Soft tissue biomechanics is dedicated to understanding the effect of mechanical factors on the growth, behavior, remodeling, damage and repair of all those organs and soft connective tissues other than the musculoskeletal system, such as the heart, blood vessels, brain, skin, sphincters, liver, kidneys, among others. As well as the prevention of damage or deterioration of these tissues by mechanical effects.       

Finally, cardiovascular and fluid biomechanics studies the mechanics of the fluids present in the human body, seeking to understand their functioning and their effects on the body.  Its main subject of study is centered on the cardiovascular system and blood. However, it also studies processes involving air and water, as in the respiratory system and changes in the hydration of the organs of the human body.  Its study is mainly based on physical and experimental simulation and prediction models, usually supported by imaging.
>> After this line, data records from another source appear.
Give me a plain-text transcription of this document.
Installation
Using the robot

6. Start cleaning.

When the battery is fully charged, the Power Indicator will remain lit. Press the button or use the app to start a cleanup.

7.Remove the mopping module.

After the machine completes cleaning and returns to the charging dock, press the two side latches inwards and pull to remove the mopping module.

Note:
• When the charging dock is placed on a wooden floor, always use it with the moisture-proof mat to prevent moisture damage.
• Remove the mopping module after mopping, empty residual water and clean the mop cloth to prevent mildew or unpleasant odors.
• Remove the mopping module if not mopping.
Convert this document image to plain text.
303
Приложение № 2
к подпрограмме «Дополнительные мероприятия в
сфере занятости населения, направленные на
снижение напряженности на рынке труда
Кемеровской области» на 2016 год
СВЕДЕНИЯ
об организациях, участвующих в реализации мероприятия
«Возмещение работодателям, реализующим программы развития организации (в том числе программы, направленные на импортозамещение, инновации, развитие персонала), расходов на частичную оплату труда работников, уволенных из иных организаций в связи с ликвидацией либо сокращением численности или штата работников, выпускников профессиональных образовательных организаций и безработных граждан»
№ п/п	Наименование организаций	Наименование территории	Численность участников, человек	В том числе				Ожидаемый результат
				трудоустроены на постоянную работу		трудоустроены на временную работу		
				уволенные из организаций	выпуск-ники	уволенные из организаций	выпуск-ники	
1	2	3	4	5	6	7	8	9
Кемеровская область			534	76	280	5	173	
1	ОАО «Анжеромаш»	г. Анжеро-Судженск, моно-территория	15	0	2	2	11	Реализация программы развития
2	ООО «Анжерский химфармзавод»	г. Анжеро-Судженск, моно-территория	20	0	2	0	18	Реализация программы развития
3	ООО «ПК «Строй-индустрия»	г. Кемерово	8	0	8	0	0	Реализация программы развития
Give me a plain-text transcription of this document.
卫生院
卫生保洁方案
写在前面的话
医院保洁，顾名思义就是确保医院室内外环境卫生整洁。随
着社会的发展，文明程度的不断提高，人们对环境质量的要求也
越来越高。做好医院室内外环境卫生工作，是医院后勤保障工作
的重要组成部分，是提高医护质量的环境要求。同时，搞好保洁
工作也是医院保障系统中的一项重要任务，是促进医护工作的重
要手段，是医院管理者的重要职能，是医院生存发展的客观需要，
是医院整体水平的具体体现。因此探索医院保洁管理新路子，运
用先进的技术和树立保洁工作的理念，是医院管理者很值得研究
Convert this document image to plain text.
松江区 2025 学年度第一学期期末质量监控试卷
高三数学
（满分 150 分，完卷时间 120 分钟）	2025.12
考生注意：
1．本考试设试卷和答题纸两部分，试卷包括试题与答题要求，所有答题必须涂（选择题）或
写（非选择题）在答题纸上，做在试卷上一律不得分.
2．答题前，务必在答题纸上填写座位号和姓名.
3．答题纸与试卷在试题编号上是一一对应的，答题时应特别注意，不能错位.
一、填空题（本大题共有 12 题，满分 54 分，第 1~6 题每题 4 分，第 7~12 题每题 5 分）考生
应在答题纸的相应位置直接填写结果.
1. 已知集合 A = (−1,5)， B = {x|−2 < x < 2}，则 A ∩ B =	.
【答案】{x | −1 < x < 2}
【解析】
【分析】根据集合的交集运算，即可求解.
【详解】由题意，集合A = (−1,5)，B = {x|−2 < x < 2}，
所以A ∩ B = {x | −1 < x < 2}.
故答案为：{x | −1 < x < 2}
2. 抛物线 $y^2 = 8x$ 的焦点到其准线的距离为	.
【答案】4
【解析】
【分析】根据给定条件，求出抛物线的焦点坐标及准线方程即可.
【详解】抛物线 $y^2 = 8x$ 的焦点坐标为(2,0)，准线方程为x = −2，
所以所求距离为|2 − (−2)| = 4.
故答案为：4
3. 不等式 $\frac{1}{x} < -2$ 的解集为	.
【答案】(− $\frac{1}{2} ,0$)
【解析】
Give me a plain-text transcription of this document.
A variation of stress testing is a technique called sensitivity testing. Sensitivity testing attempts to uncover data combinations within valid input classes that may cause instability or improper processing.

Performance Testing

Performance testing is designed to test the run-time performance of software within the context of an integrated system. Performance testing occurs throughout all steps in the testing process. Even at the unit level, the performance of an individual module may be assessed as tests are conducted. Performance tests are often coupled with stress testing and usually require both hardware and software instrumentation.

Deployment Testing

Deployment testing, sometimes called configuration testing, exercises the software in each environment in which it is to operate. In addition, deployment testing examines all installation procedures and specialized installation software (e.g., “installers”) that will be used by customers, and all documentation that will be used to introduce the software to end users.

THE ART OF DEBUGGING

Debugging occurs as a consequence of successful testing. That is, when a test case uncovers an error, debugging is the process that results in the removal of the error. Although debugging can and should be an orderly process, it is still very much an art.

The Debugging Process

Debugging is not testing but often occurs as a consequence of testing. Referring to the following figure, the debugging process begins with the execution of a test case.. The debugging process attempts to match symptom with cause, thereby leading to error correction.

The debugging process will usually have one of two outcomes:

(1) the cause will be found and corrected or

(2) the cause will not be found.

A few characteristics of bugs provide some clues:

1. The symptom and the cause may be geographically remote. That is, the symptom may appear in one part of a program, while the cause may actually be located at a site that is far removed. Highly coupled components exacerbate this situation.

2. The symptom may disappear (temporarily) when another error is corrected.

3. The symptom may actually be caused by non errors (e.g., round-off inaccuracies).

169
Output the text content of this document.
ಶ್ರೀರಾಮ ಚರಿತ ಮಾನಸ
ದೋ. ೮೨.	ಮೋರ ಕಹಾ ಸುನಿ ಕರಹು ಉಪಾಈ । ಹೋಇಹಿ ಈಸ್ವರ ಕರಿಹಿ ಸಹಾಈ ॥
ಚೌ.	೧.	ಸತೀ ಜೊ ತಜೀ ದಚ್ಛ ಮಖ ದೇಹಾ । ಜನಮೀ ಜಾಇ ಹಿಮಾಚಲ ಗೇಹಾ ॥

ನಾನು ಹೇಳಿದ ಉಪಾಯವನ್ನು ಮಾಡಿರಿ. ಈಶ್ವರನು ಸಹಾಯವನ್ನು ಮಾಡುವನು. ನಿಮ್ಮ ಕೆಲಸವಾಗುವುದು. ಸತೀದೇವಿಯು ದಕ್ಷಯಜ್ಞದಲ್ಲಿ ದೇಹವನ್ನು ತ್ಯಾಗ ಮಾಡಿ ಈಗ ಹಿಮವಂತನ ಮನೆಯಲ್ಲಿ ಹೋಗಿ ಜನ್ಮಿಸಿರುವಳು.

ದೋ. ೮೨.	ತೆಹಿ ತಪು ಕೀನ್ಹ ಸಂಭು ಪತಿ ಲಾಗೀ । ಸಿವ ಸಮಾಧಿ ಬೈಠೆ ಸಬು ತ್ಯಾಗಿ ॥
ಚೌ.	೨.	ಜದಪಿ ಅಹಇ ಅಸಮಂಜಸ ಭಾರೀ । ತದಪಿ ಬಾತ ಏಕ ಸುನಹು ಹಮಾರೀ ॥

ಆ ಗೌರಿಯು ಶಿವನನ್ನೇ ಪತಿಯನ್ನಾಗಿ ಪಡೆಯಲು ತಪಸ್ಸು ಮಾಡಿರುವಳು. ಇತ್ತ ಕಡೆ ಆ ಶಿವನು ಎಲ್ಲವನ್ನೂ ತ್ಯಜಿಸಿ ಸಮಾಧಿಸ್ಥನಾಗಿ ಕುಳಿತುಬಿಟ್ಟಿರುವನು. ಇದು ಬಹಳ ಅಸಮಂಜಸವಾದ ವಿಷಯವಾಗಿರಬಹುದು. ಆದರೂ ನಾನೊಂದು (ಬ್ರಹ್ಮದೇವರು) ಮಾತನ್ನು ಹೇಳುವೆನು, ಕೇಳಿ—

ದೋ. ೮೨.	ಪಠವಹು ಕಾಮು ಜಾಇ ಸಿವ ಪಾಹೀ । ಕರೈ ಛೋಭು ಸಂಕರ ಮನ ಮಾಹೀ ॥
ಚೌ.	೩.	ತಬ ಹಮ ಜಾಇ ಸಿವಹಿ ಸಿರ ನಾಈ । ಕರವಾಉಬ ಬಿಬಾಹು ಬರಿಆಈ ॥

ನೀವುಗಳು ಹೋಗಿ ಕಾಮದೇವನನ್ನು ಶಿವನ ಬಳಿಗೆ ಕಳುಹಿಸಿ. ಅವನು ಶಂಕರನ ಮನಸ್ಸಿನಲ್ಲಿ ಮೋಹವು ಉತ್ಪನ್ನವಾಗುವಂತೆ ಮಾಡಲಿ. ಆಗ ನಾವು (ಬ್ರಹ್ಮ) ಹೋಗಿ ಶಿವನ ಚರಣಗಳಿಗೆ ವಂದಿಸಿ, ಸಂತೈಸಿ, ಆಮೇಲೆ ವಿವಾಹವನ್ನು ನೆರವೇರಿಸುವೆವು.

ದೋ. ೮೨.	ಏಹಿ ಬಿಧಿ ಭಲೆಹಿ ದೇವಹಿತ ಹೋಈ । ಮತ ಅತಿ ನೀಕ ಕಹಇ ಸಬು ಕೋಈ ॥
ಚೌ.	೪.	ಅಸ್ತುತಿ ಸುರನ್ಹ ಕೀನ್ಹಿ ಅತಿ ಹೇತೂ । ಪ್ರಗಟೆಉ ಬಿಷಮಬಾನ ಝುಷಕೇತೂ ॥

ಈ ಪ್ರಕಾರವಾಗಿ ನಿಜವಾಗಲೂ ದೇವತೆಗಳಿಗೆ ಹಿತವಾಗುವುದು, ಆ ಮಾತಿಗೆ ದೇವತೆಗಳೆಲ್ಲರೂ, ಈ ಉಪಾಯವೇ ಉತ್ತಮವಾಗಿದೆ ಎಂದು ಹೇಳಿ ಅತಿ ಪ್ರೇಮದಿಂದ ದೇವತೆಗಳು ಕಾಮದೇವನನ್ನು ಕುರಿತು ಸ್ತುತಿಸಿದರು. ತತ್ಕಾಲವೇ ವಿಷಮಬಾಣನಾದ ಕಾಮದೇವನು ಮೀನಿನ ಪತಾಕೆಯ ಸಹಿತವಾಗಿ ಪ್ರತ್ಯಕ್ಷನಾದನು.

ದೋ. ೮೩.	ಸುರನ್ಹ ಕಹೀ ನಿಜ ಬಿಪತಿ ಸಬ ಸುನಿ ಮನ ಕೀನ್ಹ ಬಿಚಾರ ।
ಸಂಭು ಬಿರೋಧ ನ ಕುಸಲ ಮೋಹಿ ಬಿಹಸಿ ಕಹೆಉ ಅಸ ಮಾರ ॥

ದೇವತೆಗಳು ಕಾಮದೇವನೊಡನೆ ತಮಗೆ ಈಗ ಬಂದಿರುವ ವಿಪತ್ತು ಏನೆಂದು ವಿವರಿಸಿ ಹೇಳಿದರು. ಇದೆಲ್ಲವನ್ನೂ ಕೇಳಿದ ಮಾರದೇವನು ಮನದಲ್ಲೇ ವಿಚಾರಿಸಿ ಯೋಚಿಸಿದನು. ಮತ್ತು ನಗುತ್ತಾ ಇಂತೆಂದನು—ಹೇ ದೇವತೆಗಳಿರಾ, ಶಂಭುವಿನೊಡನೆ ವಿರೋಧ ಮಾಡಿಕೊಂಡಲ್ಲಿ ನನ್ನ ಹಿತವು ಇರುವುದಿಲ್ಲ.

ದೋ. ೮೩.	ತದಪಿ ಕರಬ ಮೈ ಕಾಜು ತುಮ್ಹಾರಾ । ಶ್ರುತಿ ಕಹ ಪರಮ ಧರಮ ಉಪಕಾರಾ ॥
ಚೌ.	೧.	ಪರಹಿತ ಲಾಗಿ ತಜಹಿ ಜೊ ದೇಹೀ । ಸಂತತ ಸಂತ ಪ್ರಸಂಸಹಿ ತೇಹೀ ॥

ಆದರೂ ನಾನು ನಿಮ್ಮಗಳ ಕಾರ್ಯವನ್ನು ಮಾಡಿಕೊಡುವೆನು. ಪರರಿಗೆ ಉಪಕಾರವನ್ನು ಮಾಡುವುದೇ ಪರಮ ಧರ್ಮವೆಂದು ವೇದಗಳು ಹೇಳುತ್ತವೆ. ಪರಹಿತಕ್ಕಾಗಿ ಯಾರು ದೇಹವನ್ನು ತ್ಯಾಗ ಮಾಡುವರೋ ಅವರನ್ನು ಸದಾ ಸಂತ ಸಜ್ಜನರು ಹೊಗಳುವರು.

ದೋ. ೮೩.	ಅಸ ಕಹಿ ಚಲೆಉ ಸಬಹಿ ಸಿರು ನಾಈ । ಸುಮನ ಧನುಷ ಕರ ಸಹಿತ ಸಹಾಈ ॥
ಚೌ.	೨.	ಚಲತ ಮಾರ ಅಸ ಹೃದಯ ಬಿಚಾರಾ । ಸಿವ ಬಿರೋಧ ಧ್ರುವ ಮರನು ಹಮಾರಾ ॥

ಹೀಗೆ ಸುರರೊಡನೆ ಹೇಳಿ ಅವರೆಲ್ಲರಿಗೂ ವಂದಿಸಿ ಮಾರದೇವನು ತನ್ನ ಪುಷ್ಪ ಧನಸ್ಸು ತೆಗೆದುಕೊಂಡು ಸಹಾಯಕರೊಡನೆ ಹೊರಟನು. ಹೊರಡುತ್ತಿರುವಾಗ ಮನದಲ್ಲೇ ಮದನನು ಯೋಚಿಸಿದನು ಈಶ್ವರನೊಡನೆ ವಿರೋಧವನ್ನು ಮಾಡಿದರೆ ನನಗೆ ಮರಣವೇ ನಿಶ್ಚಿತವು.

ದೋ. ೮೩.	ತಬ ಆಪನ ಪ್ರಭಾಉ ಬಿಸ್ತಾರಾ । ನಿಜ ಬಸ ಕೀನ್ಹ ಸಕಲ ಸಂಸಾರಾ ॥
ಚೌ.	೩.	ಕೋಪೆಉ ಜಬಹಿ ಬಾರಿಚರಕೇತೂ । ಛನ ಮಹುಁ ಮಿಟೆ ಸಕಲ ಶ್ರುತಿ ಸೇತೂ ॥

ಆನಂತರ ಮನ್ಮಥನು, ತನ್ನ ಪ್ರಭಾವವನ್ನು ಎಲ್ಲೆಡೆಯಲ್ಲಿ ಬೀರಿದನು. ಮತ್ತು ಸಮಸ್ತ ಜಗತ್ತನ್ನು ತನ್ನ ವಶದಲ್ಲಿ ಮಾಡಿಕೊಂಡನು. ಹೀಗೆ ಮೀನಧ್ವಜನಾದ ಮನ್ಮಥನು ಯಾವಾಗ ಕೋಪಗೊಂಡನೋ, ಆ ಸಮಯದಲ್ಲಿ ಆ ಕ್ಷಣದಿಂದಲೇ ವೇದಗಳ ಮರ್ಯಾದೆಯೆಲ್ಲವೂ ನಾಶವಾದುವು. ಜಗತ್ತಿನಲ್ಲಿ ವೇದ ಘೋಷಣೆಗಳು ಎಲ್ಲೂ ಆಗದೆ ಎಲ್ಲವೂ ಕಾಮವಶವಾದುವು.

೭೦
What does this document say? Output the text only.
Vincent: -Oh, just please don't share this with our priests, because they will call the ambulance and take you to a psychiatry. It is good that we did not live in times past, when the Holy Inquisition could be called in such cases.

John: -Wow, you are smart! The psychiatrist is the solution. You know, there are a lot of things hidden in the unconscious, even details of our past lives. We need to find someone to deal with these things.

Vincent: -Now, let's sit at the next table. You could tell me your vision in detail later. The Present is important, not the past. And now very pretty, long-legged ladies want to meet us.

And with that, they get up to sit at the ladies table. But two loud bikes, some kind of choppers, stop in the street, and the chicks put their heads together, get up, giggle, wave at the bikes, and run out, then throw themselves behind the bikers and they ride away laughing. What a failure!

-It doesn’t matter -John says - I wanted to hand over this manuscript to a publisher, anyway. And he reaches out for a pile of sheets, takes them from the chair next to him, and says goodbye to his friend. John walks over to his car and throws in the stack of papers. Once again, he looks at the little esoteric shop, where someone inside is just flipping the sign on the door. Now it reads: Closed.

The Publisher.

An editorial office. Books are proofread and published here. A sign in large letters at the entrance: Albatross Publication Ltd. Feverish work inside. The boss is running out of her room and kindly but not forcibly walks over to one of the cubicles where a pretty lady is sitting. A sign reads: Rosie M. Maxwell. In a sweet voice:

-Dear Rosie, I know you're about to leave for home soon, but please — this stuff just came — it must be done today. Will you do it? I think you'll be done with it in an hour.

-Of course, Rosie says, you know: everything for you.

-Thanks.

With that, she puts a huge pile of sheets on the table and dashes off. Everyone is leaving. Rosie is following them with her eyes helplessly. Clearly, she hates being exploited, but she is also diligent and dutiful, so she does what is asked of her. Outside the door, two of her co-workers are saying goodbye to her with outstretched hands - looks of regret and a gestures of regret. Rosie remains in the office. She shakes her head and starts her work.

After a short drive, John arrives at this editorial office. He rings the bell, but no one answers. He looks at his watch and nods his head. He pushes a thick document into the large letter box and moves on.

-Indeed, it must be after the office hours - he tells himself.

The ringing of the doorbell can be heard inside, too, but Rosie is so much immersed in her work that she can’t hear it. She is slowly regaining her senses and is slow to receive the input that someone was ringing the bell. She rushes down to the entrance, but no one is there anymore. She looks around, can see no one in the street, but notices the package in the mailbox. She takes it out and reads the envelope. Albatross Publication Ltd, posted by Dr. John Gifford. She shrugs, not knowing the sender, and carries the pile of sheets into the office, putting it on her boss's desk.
As can be seen, biomechanics is present and in permanent evolution. Its study is vital to understand the mechanical nature of tissues, organs and body systems, represented in very common problems in the clinic. Many years ago, Professor Rik Huiskes stated about biomechanics that “New knowledge develops new tools and new tools generate new knowledge” [3]. Perhaps by this he also meant that since man found the need to understand the functioning of his body and how to repair or enhance it, he found the knowledge of biomechanics. The simplest example of this is the replacement of lost body segments that were replaced by handcrafted parts (a wooden foot or a glass eye). This vision stimulates the constant proposal of new hypotheses that make the knowledge of biomechanics remain and evolve, showing that it is very current and closely related to scientific progress.


  1.  Merolli A., 2019. Bone repair biomaterials in orthopedic surgery. En: Bone repair biomaterials, 2nd edition. Woodhead.
  2. Mow V., Huiskes R., 2005. Basic orthopaedic biomechanics and mechano-biology, 3rd edition. LWW. 
  3. Abernethy B., et al., 2013. Biophysical foundations of human movement, 3rd edition. Human Kinetics. 
  4. Nigg B.M., Herzog W., 2007. Biomechanics of the musculo-skeletal system, 3rd edition. Wiley.